Friday, January 20, 2012

How Live Audiences Kill Debates

The tone of last night’s GOP séance was set in the first minute, not by the candidates or moderator, but whooping and applause of hand-picked partisans in the hall when Newt Gingrich attacked CNN’s John King and all the media as “despicable” for asking about his second wife’s character charges against him that had dominated the news cycle all day.

In contrast, for 1960’s first presidential debate ever between JFK and Nixon, the only people in the studio, besides a panel of four journalists asking questions, were television crewmen, two wire service reporters, three photographers and an aide to each candidate.

“For the most part,” the New York Times reported, “the exchanges were distinguished by a suavity, earnestness and courtesy that suggested that the two men were more concerned about ‘image projection’ to their huge television audience than about scoring debating points.”

How did we get from there to today’s atmosphere of bear-baiting, bull-fighting and Roman gladiators, and was it worth the trip?

The process has been transformed from a relatively civilized exchange of views on issues, with the usual political posturing of course, into an ugly spectacle of candidates under pressure to tear down one another (and the President of the United States) with unchecked (until the next day, when TV viewers are gone) exaggerations, distortions and lies—-anything to stir up the partisan blood.

Saturday night, South Carolina will provide a partial answer to how well this kind of demagoguery works, with the likelihood that Mitt Romney’s big lead in the polls will dwindle or perhaps disappear altogether.

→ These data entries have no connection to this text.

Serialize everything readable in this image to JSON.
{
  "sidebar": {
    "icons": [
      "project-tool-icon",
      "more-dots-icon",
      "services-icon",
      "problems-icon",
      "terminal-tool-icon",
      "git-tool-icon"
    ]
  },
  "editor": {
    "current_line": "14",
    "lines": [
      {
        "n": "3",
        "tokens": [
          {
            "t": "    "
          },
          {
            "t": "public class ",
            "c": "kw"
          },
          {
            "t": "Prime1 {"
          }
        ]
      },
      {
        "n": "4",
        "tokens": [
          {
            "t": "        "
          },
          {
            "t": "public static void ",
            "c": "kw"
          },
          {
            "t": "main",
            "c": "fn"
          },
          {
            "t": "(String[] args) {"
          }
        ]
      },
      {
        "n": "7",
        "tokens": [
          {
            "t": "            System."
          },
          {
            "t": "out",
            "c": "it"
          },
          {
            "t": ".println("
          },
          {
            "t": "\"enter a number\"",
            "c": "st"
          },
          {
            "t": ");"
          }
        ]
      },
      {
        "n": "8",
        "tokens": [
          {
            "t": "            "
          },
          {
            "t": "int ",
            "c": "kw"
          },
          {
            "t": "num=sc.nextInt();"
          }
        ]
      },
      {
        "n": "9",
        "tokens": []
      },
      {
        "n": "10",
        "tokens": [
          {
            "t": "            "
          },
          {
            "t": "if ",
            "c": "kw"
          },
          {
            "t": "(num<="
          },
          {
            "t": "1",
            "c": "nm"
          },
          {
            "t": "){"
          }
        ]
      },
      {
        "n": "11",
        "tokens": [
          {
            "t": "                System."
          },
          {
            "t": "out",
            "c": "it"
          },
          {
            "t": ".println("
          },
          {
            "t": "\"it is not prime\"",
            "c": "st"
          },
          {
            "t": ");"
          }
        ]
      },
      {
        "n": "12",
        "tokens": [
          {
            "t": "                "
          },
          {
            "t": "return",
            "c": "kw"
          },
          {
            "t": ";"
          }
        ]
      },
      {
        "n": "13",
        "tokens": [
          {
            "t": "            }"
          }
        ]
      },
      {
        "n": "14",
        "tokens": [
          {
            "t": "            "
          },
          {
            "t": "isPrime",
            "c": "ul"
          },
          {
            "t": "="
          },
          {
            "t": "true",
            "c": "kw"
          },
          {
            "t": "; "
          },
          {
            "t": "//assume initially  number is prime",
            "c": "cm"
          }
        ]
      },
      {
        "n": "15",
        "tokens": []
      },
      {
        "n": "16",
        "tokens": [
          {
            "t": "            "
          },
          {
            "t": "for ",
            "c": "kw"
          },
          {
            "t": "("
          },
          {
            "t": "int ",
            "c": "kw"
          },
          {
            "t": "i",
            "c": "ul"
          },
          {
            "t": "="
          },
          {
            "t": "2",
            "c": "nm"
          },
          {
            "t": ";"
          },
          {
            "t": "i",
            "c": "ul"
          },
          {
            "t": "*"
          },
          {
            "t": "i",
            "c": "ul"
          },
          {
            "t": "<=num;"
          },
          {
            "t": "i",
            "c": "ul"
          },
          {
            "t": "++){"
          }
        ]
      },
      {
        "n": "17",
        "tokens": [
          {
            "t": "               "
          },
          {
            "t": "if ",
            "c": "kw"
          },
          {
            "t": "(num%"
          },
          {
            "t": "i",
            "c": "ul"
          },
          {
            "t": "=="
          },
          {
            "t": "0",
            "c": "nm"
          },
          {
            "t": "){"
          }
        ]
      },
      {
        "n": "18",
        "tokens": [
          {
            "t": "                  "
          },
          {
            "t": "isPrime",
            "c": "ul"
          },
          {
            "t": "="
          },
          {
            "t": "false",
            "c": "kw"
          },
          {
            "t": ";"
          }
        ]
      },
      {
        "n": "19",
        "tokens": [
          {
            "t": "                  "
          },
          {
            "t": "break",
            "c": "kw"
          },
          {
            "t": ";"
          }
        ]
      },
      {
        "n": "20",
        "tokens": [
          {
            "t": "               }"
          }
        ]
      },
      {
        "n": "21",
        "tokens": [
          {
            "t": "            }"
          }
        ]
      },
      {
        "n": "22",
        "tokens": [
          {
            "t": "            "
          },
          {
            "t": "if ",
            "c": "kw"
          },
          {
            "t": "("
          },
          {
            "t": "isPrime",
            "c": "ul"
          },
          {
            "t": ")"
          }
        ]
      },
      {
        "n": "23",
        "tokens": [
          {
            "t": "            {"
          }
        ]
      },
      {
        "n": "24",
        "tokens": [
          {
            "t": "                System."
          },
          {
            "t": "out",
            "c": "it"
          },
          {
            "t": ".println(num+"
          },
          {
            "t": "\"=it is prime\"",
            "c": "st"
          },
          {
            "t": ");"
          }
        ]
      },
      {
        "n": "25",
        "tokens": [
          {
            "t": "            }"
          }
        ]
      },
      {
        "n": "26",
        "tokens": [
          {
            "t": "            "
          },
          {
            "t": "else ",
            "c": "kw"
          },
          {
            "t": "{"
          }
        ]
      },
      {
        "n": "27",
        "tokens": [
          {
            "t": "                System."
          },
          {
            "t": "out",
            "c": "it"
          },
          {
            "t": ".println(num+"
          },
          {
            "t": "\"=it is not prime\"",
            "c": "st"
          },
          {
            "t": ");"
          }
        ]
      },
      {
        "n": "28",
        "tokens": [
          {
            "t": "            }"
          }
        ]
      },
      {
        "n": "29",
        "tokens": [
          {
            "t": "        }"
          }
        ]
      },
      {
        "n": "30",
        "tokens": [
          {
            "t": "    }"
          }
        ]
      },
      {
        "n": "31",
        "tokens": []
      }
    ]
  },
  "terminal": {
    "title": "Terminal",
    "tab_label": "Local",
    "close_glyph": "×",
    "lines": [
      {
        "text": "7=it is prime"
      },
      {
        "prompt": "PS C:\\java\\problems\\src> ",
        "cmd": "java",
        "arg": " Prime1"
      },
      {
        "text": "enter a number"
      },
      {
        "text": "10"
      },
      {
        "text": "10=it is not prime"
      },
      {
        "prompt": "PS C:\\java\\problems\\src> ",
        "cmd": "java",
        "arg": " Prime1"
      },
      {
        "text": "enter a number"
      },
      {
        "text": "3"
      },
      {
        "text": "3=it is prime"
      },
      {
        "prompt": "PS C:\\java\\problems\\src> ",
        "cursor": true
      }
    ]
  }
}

Meanwhile, one of the nation’s leading social critics has already weighed in. “The liberal media,” Sarah Palin observes, “and some of that GOP holier-than-thou machine overplayed their hand this time...I call them ‘dumb arses.’”

For those who want to rinse their minds of all this swill, recommended reading is Fareed Zakaria’s Time interview with President Obama on the changing nature of American power in the world, a thoughtful discussion that presumably was done without an audience cheering them on.

1 comment:

bluespapa said...

Debate? You mean the pander-fest? If the audience had had a rope, his Newtness, the most glib among the panderers, could have gotten them to lynch Juan Williams. I hope he enjoys carrying water, and providing the cover of balance, for his fat salary. One could hear the faint echo of a journalist in him.